Roth and colleagues also say the increases in CVD burden among some states suggests that the long-term decline in CVD mortality that has been seen for decades may be ending.
Prevention Focused on Living Rather Than Dying
The study looked at the state-by-state differences in terms of disability-adjusted life years (DALYs), with an eye toward how having CVD affects quality of life and disability. In an editor’s note, Mark D. Huffman, MD, MPH (Northwestern University Feinberg School of Medicine, Chicago, IL), refers to this as “health loss,” and maintains that the metric is a more “mature” way of looking at the issue.
Put frankly, it is also more relatable and uplifting than mortality statistics, Rosamond said. “What we’re trying to do is find ways to move toward optimizing our ideal health and achieving better cardiovascular health, not just avoiding cardiovascular death,” he explained. “It’s a positive message that is important to get across.”
What we’re trying to do is find ways to move toward optimizing our ideal health and achieving better cardiovascular health, not just avoiding cardiovascular death. Wayne D. Rosamond
Roth and colleagues say the findings highlight the fact that modifiable and well-known risk factors such as poor diet, high body mass index, and low physical activity account for much of the variation seen in the study. In addition, they say new clinical or public health interventions delivered earlier in life may be needed to improve upon existing prevention efforts.
As the study shows, some populations may need more targeting for prevention than others.

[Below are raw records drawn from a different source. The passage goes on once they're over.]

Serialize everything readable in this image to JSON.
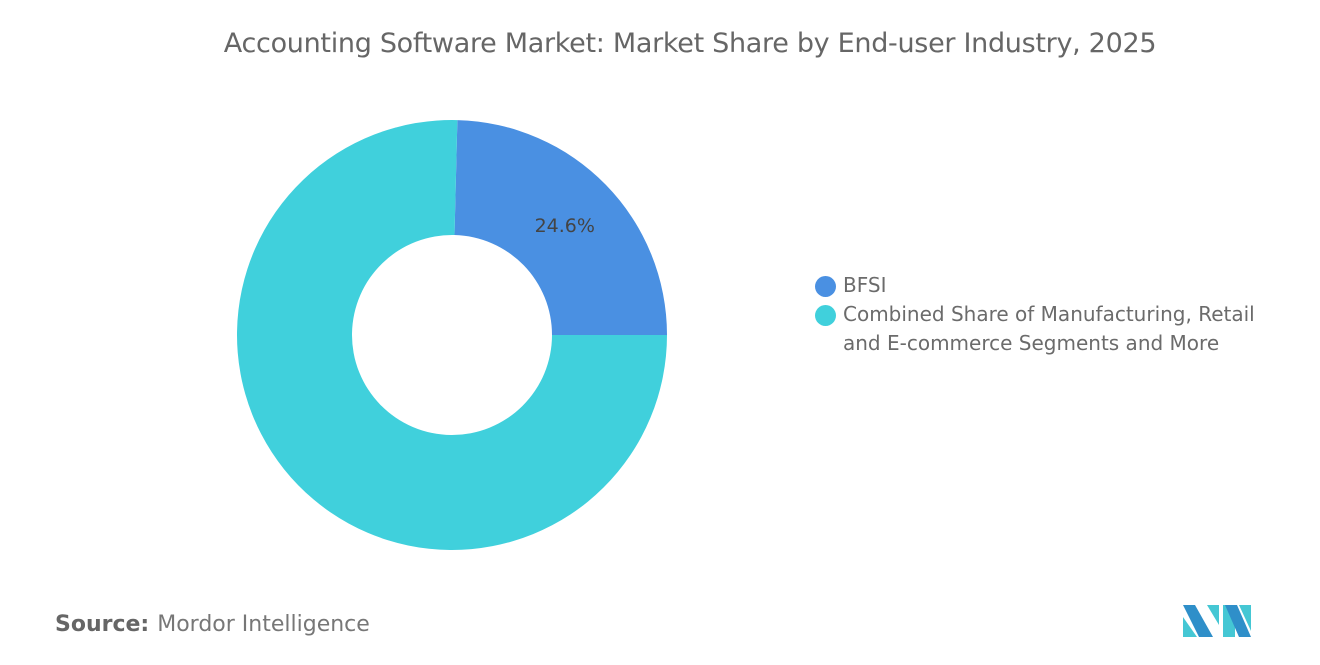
{
  "title": "Accounting Software Market: Market Share by End-user Industry, 2025",
  "chart_data": {
    "type": "pie",
    "variant": "donut",
    "title": "Accounting Software Market: Market Share by End-user Industry, 2025",
    "series": [
      {
        "name": "BFSI",
        "value": 24.6,
        "label": "24.6%",
        "color": "#4a90e2"
      },
      {
        "name": "Combined Share of Manufacturing, Retail and E-commerce Segments and More",
        "value": 75.4,
        "color": "#40d0dc"
      }
    ],
    "legend_placement": "right"
  },
  "source": {
    "label": "Source:",
    "value": "Mordor Intelligence"
  },
  "logo_text": "Mordor Intelligence"
}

One surprising finding was that decreases in CVD burden occurred more slowly among women compared with men in all 50 states.
“That’s something we need to understand better and where we need to make more efficient changes,” Rosamond noted. Modifying public health policies and messaging may be part of the solution, he added. “We need to make sure that when we try to influence the overall environment to be healthier, that the opportunity is available to everybody.”
Roth GA, Johnson CO, Abate KH, et al for the Global Burden of Cardiovascular Diseases Collaboration. The burden of cardiovascular diseases among US states, 1990-2016. JAMA Cardiol. 2018;Epub ahead of print.
Rosamond WD. Geographic variation in cardiovascular disease burden clues and questions. JAMA Cardiol. 2018;Epub ahead of print.
Huffman MD. Maturing methods for cardiovascular disease and stroke surveillance in the United States. JAMA Cardiol. 2018;Epub ahead of print.
- Roth and Rosamond report no relevant conflicts of interest.
- Huffman reports funding from the World Heart Federation to serve as its senior program advisor for the Emerging Leaders program, which is sponsored by Boehringer Ingelheim and Novartis; and support from the AHA, Verily, and AstraZeneca for work to develop a surveillance system of the US food supply in collaboration with The George Institute for Global Health.